5. Quelles peuvent être les solutions apportées par les legaltechs ?

Nous travaillons depuis longtemps avec des partenaires informatiques de confiance sur le développement d’outils innovants, tels que notre chatbot RGPD : robot conversationnel doté d’une base de 300 questions que nous avons développé avec le concepteur d’intelligence artificielle Inbenta.

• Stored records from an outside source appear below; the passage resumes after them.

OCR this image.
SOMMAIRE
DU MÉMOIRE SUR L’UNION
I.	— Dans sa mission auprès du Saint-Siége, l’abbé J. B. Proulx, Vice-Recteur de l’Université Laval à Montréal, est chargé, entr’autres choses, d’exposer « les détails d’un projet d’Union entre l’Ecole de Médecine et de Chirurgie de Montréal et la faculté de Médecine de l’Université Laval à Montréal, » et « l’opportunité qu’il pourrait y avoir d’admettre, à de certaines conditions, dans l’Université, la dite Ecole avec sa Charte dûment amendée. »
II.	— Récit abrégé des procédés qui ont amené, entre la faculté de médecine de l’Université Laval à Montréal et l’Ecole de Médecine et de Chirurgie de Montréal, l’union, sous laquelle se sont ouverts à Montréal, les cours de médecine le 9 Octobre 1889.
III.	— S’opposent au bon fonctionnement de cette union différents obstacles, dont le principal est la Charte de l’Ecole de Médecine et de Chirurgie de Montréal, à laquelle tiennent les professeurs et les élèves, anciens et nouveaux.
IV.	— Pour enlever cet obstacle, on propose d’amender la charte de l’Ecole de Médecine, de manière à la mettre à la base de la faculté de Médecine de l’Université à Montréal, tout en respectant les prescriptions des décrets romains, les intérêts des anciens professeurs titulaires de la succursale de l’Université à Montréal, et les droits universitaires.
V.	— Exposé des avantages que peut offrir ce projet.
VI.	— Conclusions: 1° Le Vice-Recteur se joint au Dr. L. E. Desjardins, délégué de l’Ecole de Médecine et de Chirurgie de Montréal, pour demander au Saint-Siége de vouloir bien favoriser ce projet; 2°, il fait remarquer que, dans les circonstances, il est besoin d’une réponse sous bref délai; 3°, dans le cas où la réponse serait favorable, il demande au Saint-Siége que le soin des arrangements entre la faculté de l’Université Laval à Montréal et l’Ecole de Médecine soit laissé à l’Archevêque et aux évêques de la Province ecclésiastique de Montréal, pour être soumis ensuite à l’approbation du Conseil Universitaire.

Nous avons également une legaltech, la société QUID.IA, avec laquelle nous travaillons sur différents projets de compliance. Actuellement, nos deux sociétés sont en phase de déploiement d’une plateforme de suivi de la mise en conformité au RGPD. Dans cette optique, notre connaissance du métier d’avocat nous permet d’intervenir en tant que DPO de certains cabinets et les faire bénéficier des outils que nous avons développés, qui peuvent être configurés spécifiquement pour les acteurs du secteur juridique.

Je trouve que de telles solutions représentent une aide précieuse pour les avocats et les DPO, qui ont besoin de supports numériques à hauteur du défi que pose la compliance.

Je suis cependant convaincue que l’intervention directe de l’avocat restera essentielle du point de vue du client, qui aura toujours besoin de sa vision stratégique et de sa capacité pédagogique. Les progiciels juridiques sont des outils, ni plus ni moins, et il faut savoir les piloter. Pour cette raison, elles ne remplaceront pas l’humain.